線形代数演算ライブラリBLASとLAPACKの基礎と実践 (I)BLAS, LAPACK入門編
興味深い点をメモしておく。
行列の使い道 → 連立一次方程式
量子コンピュータは無限次元の線形代数≒Hilbert空間論
コンピュータでの数値計算に再現性はあるか?
違う結果が出る場合がある。最近のコンピュータはマルチスレッドで、足し算の順序がコンピュータの都合で変わることがある。従って、結合法則が成り立たないことがあることより、違う結果が出る場合がある。
自作して失敗する例:連立一次方程式をクラメールの公式で解く
→理論的にはクラメールの公式を使ってプログラムを作ると、コンピュータで解ける。
→しかしながら、行列のサイズ n が大きくなるとすぐ解けなくなる
あっというまに宇宙時間より長い時間が必要になる。
立場によって観点が違う。
・数学者の意識 : 原理的に可能, 解の存在のみ興味ある場合が多い
・情報系の数学より : アルゴリズムが多項式程度なものを考えたがる
・自然科学系研究者 : ともかく答えが求まる方法なら何でも良い。問題が出るまで放置。よく指数関数的なアルゴリズムを意識せずにゴリ押しする。
・HPC or 数値解析系研究者 : 1 clockでも速い方法 1bitでも転送量が少ない方法、1桁でも精度の良い方法などから選択する。アルゴリズム重視?
⇒数学者は解の存在だけ分かればいい。
⇒情報系学徒は、計算量オーダーが多項式程度しか興味がない。プログラムが実行できないから。
⇒自然科学者は、とにかく実際に計算できればいい。計算量オーダーの問題が出てくるまで計算ゴリ押し。
連立一次方程式をどう解くか?
・数学者の意識 : 行列式が0でないなら解ける。終わり
・情報系の数学より : LU分解も逆行列求める方法もオーダーは同じO(n^3)なので違いはない、クラメールはO(n!)なんで論外。
・自然科学系研究者 : とりあえず逆行列求めとこう。LU分解って何? 解きたい問題は別だし他に考えるべきことが多いし後まわしにしよう。

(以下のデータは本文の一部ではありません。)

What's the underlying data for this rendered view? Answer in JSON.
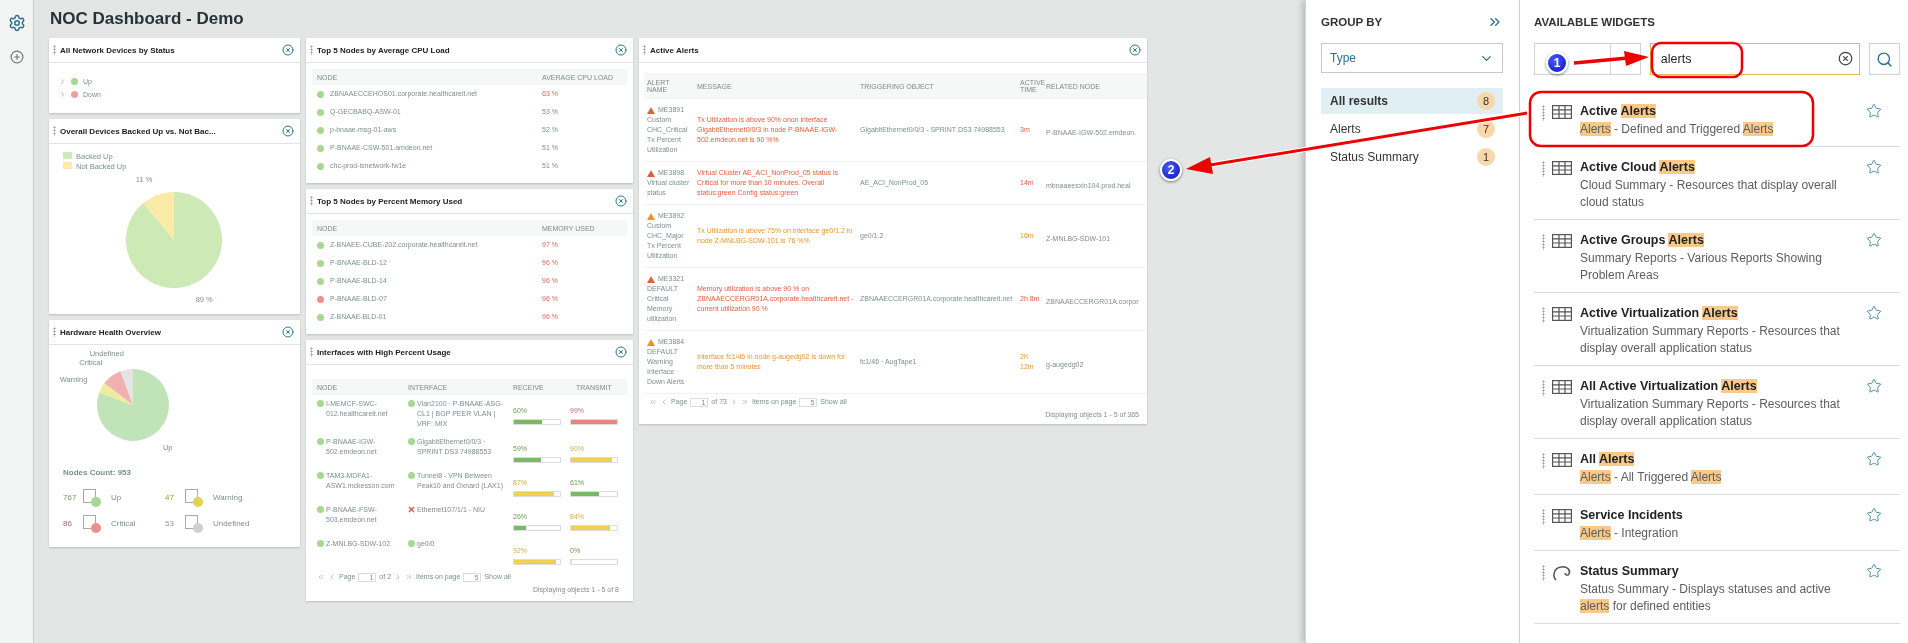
{
  "dashboard": {
    "title": "NOC Dashboard - Demo",
    "columns": [
      [
        {
          "kind": "status_tree",
          "title": "All Network Devices by Status",
          "items": [
            {
              "label": "Up",
              "color": "#a6d98f",
              "expanded": false
            },
            {
              "label": "Down",
              "color": "#ee9f9f",
              "expanded": false
            }
          ]
        },
        {
          "kind": "pie",
          "title": "Overall Devices Backed Up vs. Not Bac...",
          "chart_data": {
            "type": "pie",
            "categories": [
              "Backed Up",
              "Not Backed Up"
            ],
            "values": [
              89,
              11
            ],
            "value_labels": [
              "89 %",
              "11 %"
            ],
            "legend": "top-left"
          }
        },
        {
          "kind": "hardware",
          "title": "Hardware Health Overview",
          "chart_data": {
            "type": "pie",
            "categories": [
              "Up",
              "Warning",
              "Critical",
              "Undefined"
            ],
            "values": [
              80.5,
              4.9,
              9.0,
              5.6
            ]
          },
          "total": "Nodes Count: 953",
          "legend": [
            {
              "count": "767",
              "label": "Up",
              "color": "#a6d98f"
            },
            {
              "count": "47",
              "label": "Warning",
              "color": "#e3d24f"
            },
            {
              "count": "86",
              "label": "Critical",
              "color": "#ee8f8f"
            },
            {
              "count": "53",
              "label": "Undefined",
              "color": "#cfcfcf"
            }
          ]
        }
      ],
      [
        {
          "kind": "top_nodes",
          "title": "Top 5 Nodes by Average CPU Load",
          "columns": [
            "NODE",
            "AVERAGE CPU LOAD"
          ],
          "rows": [
            {
              "node": "ZBNAAECCEHOS01.corporate.healthcareit.net",
              "value": "63 %",
              "color": "#a6d98f",
              "critical": true
            },
            {
              "node": "Q-GECBABQ-ASW-01",
              "value": "53 %",
              "color": "#a6d98f",
              "critical": false
            },
            {
              "node": "p-bnaae-msg-01-aws",
              "value": "52 %",
              "color": "#a6d98f",
              "critical": false
            },
            {
              "node": "P-BNAAE-CSW-501.amdeon.net",
              "value": "51 %",
              "color": "#a6d98f",
              "critical": false
            },
            {
              "node": "chc-prod-isnetwork-fw1e",
              "value": "51 %",
              "color": "#a6d98f",
              "critical": false
            }
          ]
        },
        {
          "kind": "top_nodes",
          "title": "Top 5 Nodes by Percent Memory Used",
          "columns": [
            "NODE",
            "MEMORY USED"
          ],
          "rows": [
            {
              "node": "Z-BNAEE-CUBE-202.corporate.healthcareit.net",
              "value": "97 %",
              "color": "#a6d98f",
              "critical": true
            },
            {
              "node": "P-BNAAE-BLD-12",
              "value": "96 %",
              "color": "#a6d98f",
              "critical": true
            },
            {
              "node": "P-BNAAE-BLD-14",
              "value": "96 %",
              "color": "#a6d98f",
              "critical": true
            },
            {
              "node": "P-BNAAE-BLD-07",
              "value": "96 %",
              "color": "#ee8f8f",
              "critical": true
            },
            {
              "node": "Z-BNAAE-BLD-01",
              "value": "96 %",
              "color": "#a6d98f",
              "critical": true
            }
          ]
        },
        {
          "kind": "interfaces",
          "title": "Interfaces with High Percent Usage",
          "columns": [
            "NODE",
            "INTERFACE",
            "RECEIVE",
            "TRANSMIT"
          ],
          "rows": [
            {
              "node": "I-MEMCF-SWC-012.healthcareit.net",
              "color": "#a6d98f",
              "interface": "Vlan2100 · P-BNAAE-ASG-CL1 | BGP PEER VLAN | VRF: MIX",
              "interface_failed": false,
              "receive": {
                "reading": "60%",
                "level": 0.6
              },
              "transmit": {
                "reading": "99%",
                "level": 0.99
              }
            },
            {
              "node": "P-BNAAE-IGW-502.emdeon.net",
              "color": "#a6d98f",
              "interface": "GigabitEthernet0/0/3 · SPRINT DS3 74988553",
              "interface_failed": false,
              "receive": {
                "reading": "59%",
                "level": 0.59
              },
              "transmit": {
                "reading": "90%",
                "level": 0.9
              }
            },
            {
              "node": "TAM3-MDFA1-ASW1.mckesson.com",
              "color": "#a6d98f",
              "interface": "Tunnel8 - VPN Between Peak10 and Oxnard (LAX1)",
              "interface_failed": false,
              "receive": {
                "reading": "87%",
                "level": 0.87
              },
              "transmit": {
                "reading": "61%",
                "level": 0.61
              }
            },
            {
              "node": "P-BNAAE-FSW-503.emdeon.net",
              "color": "#a6d98f",
              "interface": "Ethernet107/1/1 - NIU",
              "interface_failed": true,
              "receive": {
                "reading": "26%",
                "level": 0.26
              },
              "transmit": {
                "reading": "84%",
                "level": 0.84
              }
            },
            {
              "node": "Z-MNLBG-SDW-102",
              "color": "#a6d98f",
              "interface": "ge0/0",
              "interface_failed": false,
              "receive": {
                "reading": "92%",
                "level": 0.92
              },
              "transmit": {
                "reading": "0%",
                "level": 0
              }
            }
          ],
          "pager": {
            "page_label": "Page",
            "page": "1",
            "of": "of 2",
            "items_label": "Items on page",
            "items": "5",
            "show_all": "Show all",
            "summary": "Displaying objects 1 - 5 of 8"
          }
        }
      ],
      [
        {
          "kind": "alerts",
          "title": "Active Alerts",
          "columns": [
            "ALERT NAME",
            "MESSAGE",
            "TRIGGERING OBJECT",
            "ACTIVE TIME",
            "RELATED NODE"
          ],
          "rows": [
            {
              "color": "#e0603f",
              "id": "ME3891",
              "name": "Custom CHC_Critical Tx Percent Utilization",
              "message": "Tx Utilization is above 90% onon interface GigabitEthernet0/0/3 in node P-BNAAE-IGW-502.emdeon.net is 90 %%",
              "object": "GigabitEthernet0/0/3 - SPRINT DS3 74988553",
              "time": "3m",
              "node": "P-BNAAE-IGW-502.emdeon."
            },
            {
              "color": "#e0603f",
              "id": "ME3898",
              "name": "Virtual cluster status",
              "message": "Virtual Cluster AE_ACI_NonProd_05 status is Critical for more than 10 minutes. Overall status:green Config status:green",
              "object": "AE_ACI_NonProd_05",
              "time": "14m",
              "node": "mbnaaeesxin104.prod.heal"
            },
            {
              "color": "#e8962a",
              "id": "ME3892",
              "name": "Custom CHC_Major Tx Percent Utilization",
              "message": "Tx Utilization is above 75% on interface ge0/1.2 in node Z-MNLBG-SDW-101 is 76 %%",
              "object": "ge0/1.2",
              "time": "16m",
              "node": "Z-MNLBG-SDW-101"
            },
            {
              "color": "#e0603f",
              "id": "ME3321",
              "name": "DEFAULT Critical Memory utilization",
              "message": "Memory utilization is above 90 % on ZBNAAECCERGR01A.corporate.healthcareit.net - current utilization 90 %",
              "object": "ZBNAAECCERGR01A.corporate.healthcareit.net",
              "time": "2h 8m",
              "node": "ZBNAAECCERGR01A.corpor"
            },
            {
              "color": "#e8962a",
              "id": "ME3884",
              "name": "DEFAULT Warning Interface Down Alerts",
              "message": "Interface fc1/46 in node g-augedg02 is down for more than 5 minutes",
              "object": "fc1/46 · AugTape1",
              "time": "2h 12m",
              "node": "g-augedg02"
            }
          ],
          "pager": {
            "page_label": "Page",
            "page": "1",
            "of": "of 73",
            "items_label": "Items on page",
            "items": "5",
            "show_all": "Show all",
            "summary": "Displaying objects 1 - 5 of 365"
          }
        }
      ]
    ]
  },
  "group_by": {
    "title": "GROUP BY",
    "select": "Type",
    "items": [
      {
        "label": "All results",
        "count": "8",
        "selected": true
      },
      {
        "label": "Alerts",
        "count": "7",
        "selected": false
      },
      {
        "label": "Status Summary",
        "count": "1",
        "selected": false
      }
    ]
  },
  "widgets": {
    "title": "AVAILABLE WIDGETS",
    "search": "alerts",
    "items": [
      {
        "kind": "table",
        "title": [
          {
            "text": "Active ",
            "highlight": false
          },
          {
            "text": "Alerts",
            "highlight": true
          }
        ],
        "description": [
          {
            "text": "Alerts",
            "highlight": true
          },
          {
            "text": " - Defined and Triggered ",
            "highlight": false
          },
          {
            "text": "Alerts",
            "highlight": true
          }
        ]
      },
      {
        "kind": "table",
        "title": [
          {
            "text": "Active Cloud ",
            "highlight": false
          },
          {
            "text": "Alerts",
            "highlight": true
          }
        ],
        "description": [
          {
            "text": "Cloud Summary - Resources that display overall cloud status",
            "highlight": false
          }
        ]
      },
      {
        "kind": "table",
        "title": [
          {
            "text": "Active Groups ",
            "highlight": false
          },
          {
            "text": "Alerts",
            "highlight": true
          }
        ],
        "description": [
          {
            "text": "Summary Reports - Various Reports Showing Problem Areas",
            "highlight": false
          }
        ]
      },
      {
        "kind": "table",
        "title": [
          {
            "text": "Active Virtualization ",
            "highlight": false
          },
          {
            "text": "Alerts",
            "highlight": true
          }
        ],
        "description": [
          {
            "text": "Virtualization Summary Reports - Resources that display overall application status",
            "highlight": false
          }
        ]
      },
      {
        "kind": "table",
        "title": [
          {
            "text": "All Active Virtualization ",
            "highlight": false
          },
          {
            "text": "Alerts",
            "highlight": true
          }
        ],
        "description": [
          {
            "text": "Virtualization Summary Reports - Resources that display overall application status",
            "highlight": false
          }
        ]
      },
      {
        "kind": "table",
        "title": [
          {
            "text": "All ",
            "highlight": false
          },
          {
            "text": "Alerts",
            "highlight": true
          }
        ],
        "description": [
          {
            "text": "Alerts",
            "highlight": true
          },
          {
            "text": " - All Triggered ",
            "highlight": false
          },
          {
            "text": "Alerts",
            "highlight": true
          }
        ]
      },
      {
        "kind": "table",
        "title": [
          {
            "text": "Service Incidents",
            "highlight": false
          }
        ],
        "description": [
          {
            "text": "Alerts",
            "highlight": true
          },
          {
            "text": " - Integration",
            "highlight": false
          }
        ]
      },
      {
        "kind": "gauge",
        "title": [
          {
            "text": "Status Summary",
            "highlight": false
          }
        ],
        "description": [
          {
            "text": "Status Summary - Displays statuses and active ",
            "highlight": false
          },
          {
            "text": "alerts",
            "highlight": true
          },
          {
            "text": " for defined entities",
            "highlight": false
          }
        ]
      }
    ]
  },
  "annotations": [
    {
      "kind": "badge",
      "label": "1"
    },
    {
      "kind": "badge",
      "label": "2"
    }
  ]
}
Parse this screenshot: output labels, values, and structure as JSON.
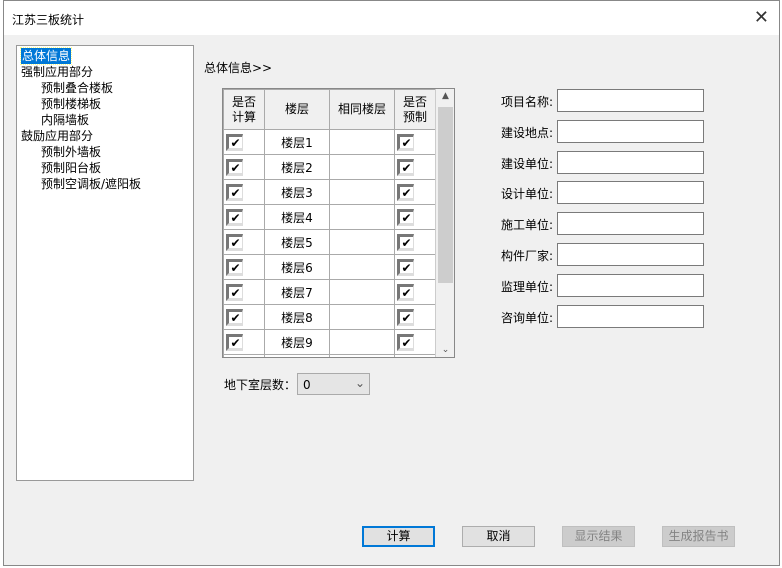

・HPC or 数値計算系研究者 : LU分解経由一択。基本であるdgemmだからキャッシュヒットも高いし、逆行列を使うより誤差も少ない。よってLU分解経由以外あり得ない。クラメールは誤差も大きい。
⇒数学者は理論1本だけ。
⇒科学者や情報系学徒はQCDのトレードオフを考える。情報系学徒は計算量オーダーが大事。
コンピュータで線形代数演算するならBLAS+LAPACKを使いましょう。
品質、信頼性がとても高く、無料で入手できる。
BLASはBasic Linear Algebra Subprogramsの略。
基礎的な線形代数の「サブ」プログラム Level 1 ~ 3まである。
FORTRAN77でさまざまなルーチンの仕様を提供している。
BLASのルーチンを「ブロック」にしてより高度なことをする。
LAPACKとはBLASをビルディングブロックとして使いつつ、より高度な問題である連立一次方程式、 最小二乗法固有値問題、固有値問題、特異値問題を解くことができる.
下請けルーチン群も提供する: 行列の分解(LU分解, コレスキー分解, QR分解, 特異値分解, Schur分解, 一般化Schur分解)、条件数の推定ルーチン, 逆行列計算など。
BLAS, LAPACKを利用したソフトウェアには、Ruby, Python (numpy), Perl, Java, C, Mathematica, Maple, Matlab, R, octave, SciLabがある。
⇒Numpyにも使われているのは面白い。